Nigeria’s substantial oil and gas reserves, its young and growing population and its position as Africa’s largest economy continue to point to significant development potential for its insurance sector, notes AM Best.
However, Nigeria has failed to deliver on that potential historically due in part to the volatility of growth in the country’s real gross domestic product (GDP), coupled with the sporadic enforcement of mandatory retail insurance lines, the international credit rating agency adds.

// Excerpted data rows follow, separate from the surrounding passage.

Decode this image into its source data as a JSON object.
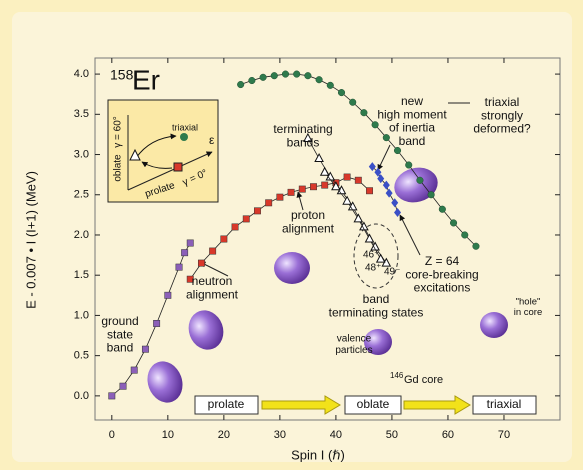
{
  "chart_data": {
    "type": "scatter",
    "x_label": "Spin I (ℏ)",
    "y_label": "E - 0.007 • I (I+1) (MeV)",
    "xlim": [
      -3,
      80
    ],
    "xticks": [
      0,
      10,
      20,
      30,
      40,
      50,
      60,
      70
    ],
    "ylim": [
      -0.3,
      4.2
    ],
    "yticks": [
      {
        "value": 0,
        "label": "0.0"
      },
      0.5,
      {
        "value": 1,
        "label": "1.0"
      },
      1.5,
      {
        "value": 2,
        "label": "2.0"
      },
      2.5,
      {
        "value": 3,
        "label": "3.0"
      },
      3.5,
      {
        "value": 4,
        "label": "4.0"
      }
    ],
    "series": [
      {
        "marker": "square",
        "color": "#8b5fb8",
        "x": [
          0,
          2,
          4,
          6,
          8,
          10,
          12,
          13,
          14
        ],
        "values": [
          0,
          0.12,
          0.32,
          0.58,
          0.9,
          1.25,
          1.6,
          1.78,
          1.9
        ]
      },
      {
        "marker": "square",
        "color": "#d8382a",
        "x": [
          14,
          16,
          18,
          20,
          22,
          24,
          26,
          28,
          30,
          32,
          34,
          36,
          38,
          40,
          42,
          44,
          46
        ],
        "values": [
          1.45,
          1.65,
          1.8,
          1.95,
          2.1,
          2.2,
          2.3,
          2.4,
          2.47,
          2.53,
          2.57,
          2.6,
          2.62,
          2.65,
          2.72,
          2.68,
          2.55
        ]
      },
      {
        "marker": "circle",
        "color": "#2e7a4c",
        "x": [
          23,
          25,
          27,
          29,
          31,
          33,
          35,
          37,
          39,
          41,
          43,
          45,
          47,
          49,
          51,
          53,
          55,
          57,
          59,
          61,
          63,
          65
        ],
        "values": [
          3.87,
          3.92,
          3.96,
          3.98,
          4.0,
          4.0,
          3.98,
          3.93,
          3.86,
          3.77,
          3.65,
          3.52,
          3.37,
          3.21,
          3.05,
          2.87,
          2.68,
          2.5,
          2.32,
          2.15,
          2.0,
          1.86
        ]
      },
      {
        "marker": "diamond",
        "color": "#3a4fc6",
        "x": [
          46.5,
          47.5,
          48,
          49,
          49.5,
          50.5,
          51
        ],
        "values": [
          2.85,
          2.78,
          2.7,
          2.62,
          2.52,
          2.4,
          2.28
        ]
      },
      {
        "marker": "triangle",
        "color": "#ffffff",
        "x": [
          35,
          37,
          39,
          41,
          43,
          45,
          47,
          49
        ],
        "values": [
          3.2,
          2.95,
          2.72,
          2.55,
          2.35,
          2.1,
          1.85,
          1.65
        ]
      },
      {
        "marker": "triangle",
        "color": "#ffffff",
        "x": [
          38,
          40,
          42,
          44,
          46,
          48
        ],
        "values": [
          2.78,
          2.6,
          2.42,
          2.2,
          1.95,
          1.7
        ]
      }
    ],
    "annotations": {
      "isotope_mass": "158",
      "isotope_symbol": "Er",
      "high_moment": [
        "new",
        "high moment",
        "of inertia",
        "band"
      ],
      "triaxial_deformed": [
        "triaxial",
        "strongly",
        "deformed?"
      ],
      "terminating_bands": [
        "terminating",
        "bands"
      ],
      "proton_alignment": [
        "proton",
        "alignment"
      ],
      "neutron_alignment": [
        "neutron",
        "alignment"
      ],
      "ground_state": [
        "ground",
        "state",
        "band"
      ],
      "band_terminating": [
        "band",
        "terminating states"
      ],
      "core_breaking": [
        "Z = 64",
        "core-breaking",
        "excitations"
      ],
      "hole": [
        "\"hole\"",
        "in core"
      ],
      "valence": [
        "valence",
        "particles"
      ],
      "gd_mass": "146",
      "gd_rest": "Gd core",
      "spin_46": "46⁺",
      "spin_48": "48⁺",
      "spin_49": "49⁻"
    },
    "shape_sequence": [
      "prolate",
      "oblate",
      "triaxial"
    ],
    "inset": {
      "y_label": "γ = 60°",
      "oblate": "oblate",
      "prolate": "prolate",
      "x_label": "γ = 0°",
      "triaxial": "triaxial",
      "epsilon": "ε"
    }
  }
}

In a new Best’s Market Segment Report, “Nigeria’s Insurance Market Offers Significant Potential Despite Headwinds”, AM Best notes that, due to the COVID-19-driven economic slowdown, the insurance market regulator National Insurance Commission (NAICOM) has agreed to further delay its revised plans to strengthen market capitalisation and limit the volume of premium flowing out of the country.
NAICOM has now opted for a staggered approach that requires partial recapitalisation by December 2020, with market participants obliged to meet the full requirements by September 2021.
AM Best believes that a material proportion of (re)insurers will find it challenging to raise sufficient additional capital to meet the new standards. It estimates that only one fifth of Nigerian (re)insurers at year-end 2018 had sufficient capital and surplus to cover the new requirements. In addition, more than 10 companies will have to double their reported 2018 year-end capital and surplus figures to meet the requirements.